Unsteady Heat Conduction and Fracture Mechanics in Multilayer Engine Coatings

Koutsakis, G. Unsteady Heat Conduction and Fracture Mechanics in Multilayer Engine Coatings. University of Wisconsin-Madison, 2022.

Unsteady heat transfer and fracture mechanics analytical techniques were developed to allow optimization of multilayer coatings for reciprocating internal combustion engines. The analytical heat conduction solution handles time-varying heat flux and temperature boundary conditions. The mathematical formulation was derived using the matrix method coupled with complex analysis residue-calculus Laplace transform inversion techniques. As compared to finite difference heat conduction schemes, the analytical nature of the solution requires no spatial discretization and the accuracy is guaranteed.
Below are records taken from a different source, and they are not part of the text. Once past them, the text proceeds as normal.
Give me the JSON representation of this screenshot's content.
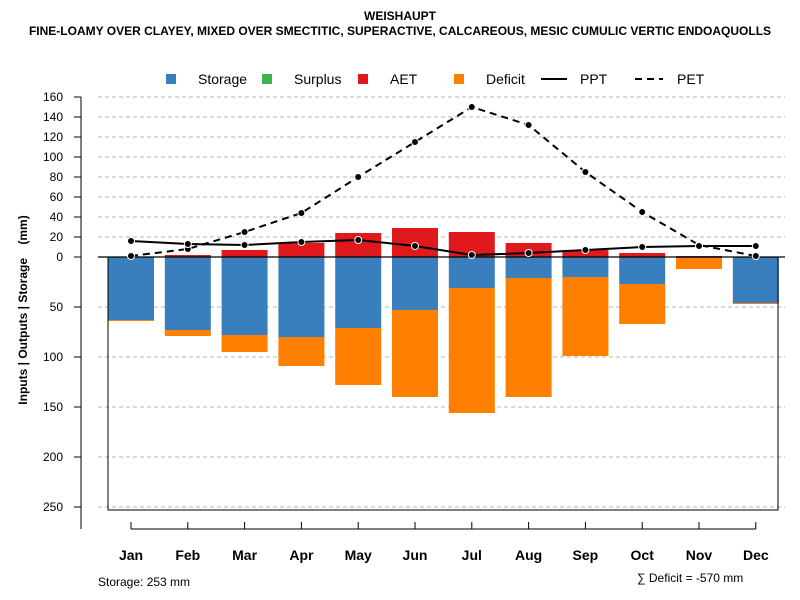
{
  "title": "WEISHAUPT",
  "subtitle": "FINE-LOAMY OVER CLAYEY, MIXED OVER SMECTITIC, SUPERACTIVE, CALCAREOUS, MESIC CUMULIC VERTIC ENDOAQUOLLS",
  "footer": {
    "storage_note": "Storage: 253 mm",
    "deficit_note": "∑ Deficit = -570 mm"
  },
  "colors": {
    "storage": "#3a7fbd",
    "surplus": "#3cb44b",
    "aet": "#e0191d",
    "deficit": "#ff8000",
    "line": "#000000",
    "grid": "#b4b4b4"
  },
  "chart_data": {
    "type": "bar",
    "ylabel": "Inputs | Outputs | Storage    (mm)",
    "categories": [
      "Jan",
      "Feb",
      "Mar",
      "Apr",
      "May",
      "Jun",
      "Jul",
      "Aug",
      "Sep",
      "Oct",
      "Nov",
      "Dec"
    ],
    "legend": [
      "Storage",
      "Surplus",
      "AET",
      "Deficit",
      "PPT",
      "PET"
    ],
    "upper_ticks": [
      0,
      20,
      40,
      60,
      80,
      100,
      120,
      140,
      160
    ],
    "lower_ticks": [
      50,
      100,
      150,
      200,
      250
    ],
    "upper_ylim": [
      0,
      160
    ],
    "lower_ylim": [
      0,
      253
    ],
    "series": [
      {
        "name": "AET",
        "values": [
          0,
          2,
          7,
          14,
          24,
          29,
          25,
          14,
          7,
          4,
          1,
          0
        ]
      },
      {
        "name": "PPT",
        "values": [
          16,
          13,
          12,
          15,
          17,
          11,
          2,
          4,
          7,
          10,
          11,
          11
        ]
      },
      {
        "name": "PET",
        "values": [
          1,
          8,
          25,
          44,
          80,
          115,
          150,
          132,
          85,
          45,
          12,
          1
        ]
      },
      {
        "name": "Storage",
        "values": [
          63,
          73,
          78,
          80,
          71,
          53,
          31,
          21,
          20,
          27,
          1,
          46
        ]
      },
      {
        "name": "Deficit",
        "values": [
          1,
          6,
          17,
          29,
          57,
          87,
          125,
          119,
          79,
          40,
          11,
          1
        ]
      }
    ]
  }
}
The method to predict the surface temperature of multilayer engine walls was integrated with a commercial system-level simulation software package. Full simulations were performed using experimental boundary condition and with calibration data for a production multi-cylinder diesel engine to demonstrate thermal efficiency benefits of coating over extended drive cycles.

The fracture-based framework was developed using well-established techniques. The method evaluated the transient elastic energy release rates assuming equi-biaxial stress followed by plane strain after delamination. The peak energy release rate location was predicted to lie within the coating, suggesting that the coating may begin to fail via spalling rather than pealing off the substrate. This analysis was validated against several coated pistons tested in a high-output, single-cylinder diesel engine. The model was found to provide good trendwise comparison with the post-run coating integrity observations. Coatings with maximum energy release rate that significantly exceeded the toughness failed.

A high-throughput computational optimization was performed to maximize efficiency by minimizing heat transfer while obeying a structural integrity constraint for a production diesel engine using a multilayer-coated piston. The output uncovered the optimum coating material, thickness and thermomechanical properties for a real-world driving scenario. Over eight hundred real materials were investigated, and the optimization required more than one million drive cycle evaluations. This elucidated the importance of including mechanical considerations in the design of thermal barrier coatings for improved engine performance.